But it worked before — stability and assumptions

Peter Naulls
Adventures in Software Development
3 min readDec 27, 2019

--

Will it fall over?

Never underestimate the role of luck in correct software operation

Yes, I made that up, and yes you can quote me.

There’s a dirty secret in software development — much of it’s made with shortcuts, assumptions, incomplete testing and bad design. With time and effort, all that can be polished, but new software can do weird things. There’s a reason we have prototypes — to test ideas.

And as usual, prototypes rapidly become the real software. Or least, begin the journey towards real software. Along the way are demos, reworks, design mistake fixes or work arounds, etc, etc.

Did I mention it was a prototype? That means that the software tends to work in a very specific way, with a good wind behind it, and a good deal of luck. Prototypes have a way of working perfectly the very first time they are tried, and then quickly hitting the real world.

This can give the impression that something is working famously, when it’s not.

How things are

In operating systems like Windows, there’s a lot of separation between systems — necessarily so, since so many people work on it. APIs between drivers (software which talks directly to hardware) remain stable for many years, and even if the driver is updated or the OS has fixes, you can by and large, expect things to keep working.

On smaller systems, not so much. Systems are developed by a smaller (sometimes only a couple) team of people, who have cross-system responsibility. Often, adding a feature or driver means a rework of interfaces. This is unfortunate, but hard to avoid.

Indeed, there is an essay in the Linux kernel documentation that talks about the follies of such a “stable” API:

https://raw.githubusercontent.com/torvalds/linux/master/Documentation/process/stable-api-nonsense.rst

The point of this rant is that the Linux kernel, like so many other things, is a living thing, with ongoing development, and a “stable” interface is somethings not possible or desirable.

Narrow Design

Many well designed and otherwise seemly robustly design products balance upon a knife edge. Software is written to work within confined constraints of a system, and hardware is design to meet specific needs. If things are changed due to new features, a rework for a new product, or hardware changes, well, somethings things can fall apart quickly as cascade of assumptions is challenged, or old design flaws have to be reworked.

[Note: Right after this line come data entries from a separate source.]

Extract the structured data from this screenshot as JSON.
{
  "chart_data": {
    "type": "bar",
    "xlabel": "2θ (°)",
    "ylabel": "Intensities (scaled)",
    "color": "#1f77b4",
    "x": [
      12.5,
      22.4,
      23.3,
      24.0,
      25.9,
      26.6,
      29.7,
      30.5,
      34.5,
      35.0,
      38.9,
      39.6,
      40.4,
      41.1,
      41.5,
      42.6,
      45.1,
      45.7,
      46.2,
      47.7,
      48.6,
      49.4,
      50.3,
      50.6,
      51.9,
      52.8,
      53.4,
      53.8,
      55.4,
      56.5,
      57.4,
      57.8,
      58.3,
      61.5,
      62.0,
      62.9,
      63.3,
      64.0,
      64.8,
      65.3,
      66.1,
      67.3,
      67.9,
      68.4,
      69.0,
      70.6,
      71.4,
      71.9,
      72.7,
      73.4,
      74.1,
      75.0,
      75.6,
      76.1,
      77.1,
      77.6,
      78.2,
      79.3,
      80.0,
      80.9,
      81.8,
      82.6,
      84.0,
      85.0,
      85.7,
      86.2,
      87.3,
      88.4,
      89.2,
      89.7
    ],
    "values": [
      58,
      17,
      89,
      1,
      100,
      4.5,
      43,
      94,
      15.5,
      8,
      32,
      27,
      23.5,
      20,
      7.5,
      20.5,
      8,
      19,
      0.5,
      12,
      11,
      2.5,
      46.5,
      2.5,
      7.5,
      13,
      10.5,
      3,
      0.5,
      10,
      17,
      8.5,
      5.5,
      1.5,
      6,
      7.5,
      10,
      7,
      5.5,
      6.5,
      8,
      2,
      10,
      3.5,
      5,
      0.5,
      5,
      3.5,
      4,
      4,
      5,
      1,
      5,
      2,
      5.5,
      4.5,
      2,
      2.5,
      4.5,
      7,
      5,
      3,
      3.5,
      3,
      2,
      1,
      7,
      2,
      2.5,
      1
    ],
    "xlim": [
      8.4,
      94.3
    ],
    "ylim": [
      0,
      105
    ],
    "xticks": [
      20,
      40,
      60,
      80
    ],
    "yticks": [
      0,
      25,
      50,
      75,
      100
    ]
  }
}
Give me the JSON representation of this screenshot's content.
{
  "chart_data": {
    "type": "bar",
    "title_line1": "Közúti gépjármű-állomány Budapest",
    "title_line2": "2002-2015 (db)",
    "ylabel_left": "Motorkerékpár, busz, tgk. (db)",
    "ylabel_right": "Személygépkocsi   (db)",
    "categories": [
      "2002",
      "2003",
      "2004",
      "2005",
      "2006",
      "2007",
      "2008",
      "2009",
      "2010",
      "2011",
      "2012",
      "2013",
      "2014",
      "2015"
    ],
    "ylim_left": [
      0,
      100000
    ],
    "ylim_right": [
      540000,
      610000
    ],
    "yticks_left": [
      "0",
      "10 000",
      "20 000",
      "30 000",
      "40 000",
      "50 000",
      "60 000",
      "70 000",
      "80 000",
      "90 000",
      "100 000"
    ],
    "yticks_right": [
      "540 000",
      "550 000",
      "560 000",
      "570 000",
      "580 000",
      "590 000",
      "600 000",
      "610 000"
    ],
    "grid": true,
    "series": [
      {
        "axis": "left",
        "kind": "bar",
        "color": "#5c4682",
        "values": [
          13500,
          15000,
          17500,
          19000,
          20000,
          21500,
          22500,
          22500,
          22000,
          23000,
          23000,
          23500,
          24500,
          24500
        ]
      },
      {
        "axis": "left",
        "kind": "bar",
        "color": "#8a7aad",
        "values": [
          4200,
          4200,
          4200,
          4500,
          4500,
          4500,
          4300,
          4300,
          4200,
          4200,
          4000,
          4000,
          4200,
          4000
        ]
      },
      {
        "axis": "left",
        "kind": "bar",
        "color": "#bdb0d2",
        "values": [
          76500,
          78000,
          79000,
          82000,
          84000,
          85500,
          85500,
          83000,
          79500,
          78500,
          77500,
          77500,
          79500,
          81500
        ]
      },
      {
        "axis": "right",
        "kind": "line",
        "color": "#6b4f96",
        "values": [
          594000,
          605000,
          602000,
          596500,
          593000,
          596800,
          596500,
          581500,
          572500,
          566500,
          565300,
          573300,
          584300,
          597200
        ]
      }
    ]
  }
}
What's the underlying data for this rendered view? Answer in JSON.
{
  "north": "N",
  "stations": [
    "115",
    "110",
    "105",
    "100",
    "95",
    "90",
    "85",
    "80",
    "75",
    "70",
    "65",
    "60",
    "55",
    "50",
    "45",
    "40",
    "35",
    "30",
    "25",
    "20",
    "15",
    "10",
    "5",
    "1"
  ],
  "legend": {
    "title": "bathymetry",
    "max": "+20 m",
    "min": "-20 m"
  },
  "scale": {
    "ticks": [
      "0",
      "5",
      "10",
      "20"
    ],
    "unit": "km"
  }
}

Even the most robustly designed and broad-ranging system eventually has to be changed to meet new demands, and can come face to face with this.

Luck

And finally of course, luck can play an outsized role. Sometimes during a prototype or test, nothing goes wrong that could. It happens, and I’d suggest, it happens quite a lot. Sometimes long-standing bugs are simply not noticed in the field, because users didn’t push the system in just the right way (or didn’t notice). Sometimes the network conditions are just perfect enough to not noticed degrading performance. And so the Jenga tower continues to stand.

Where does this leave us?

And so to the casual observer, and sometimes, to engineers who probably should know better, something that works once, doesn’t mean it will work a second time.

And in the case of that driver setup, just because the driver worked against a previous version of the system software, doesn’t mean it will continue to do so. And just because something worked before doesn’t mean it doesn’t need a lot more work to be robust.

But good luck explaining all this to a lay person who saw the demo working.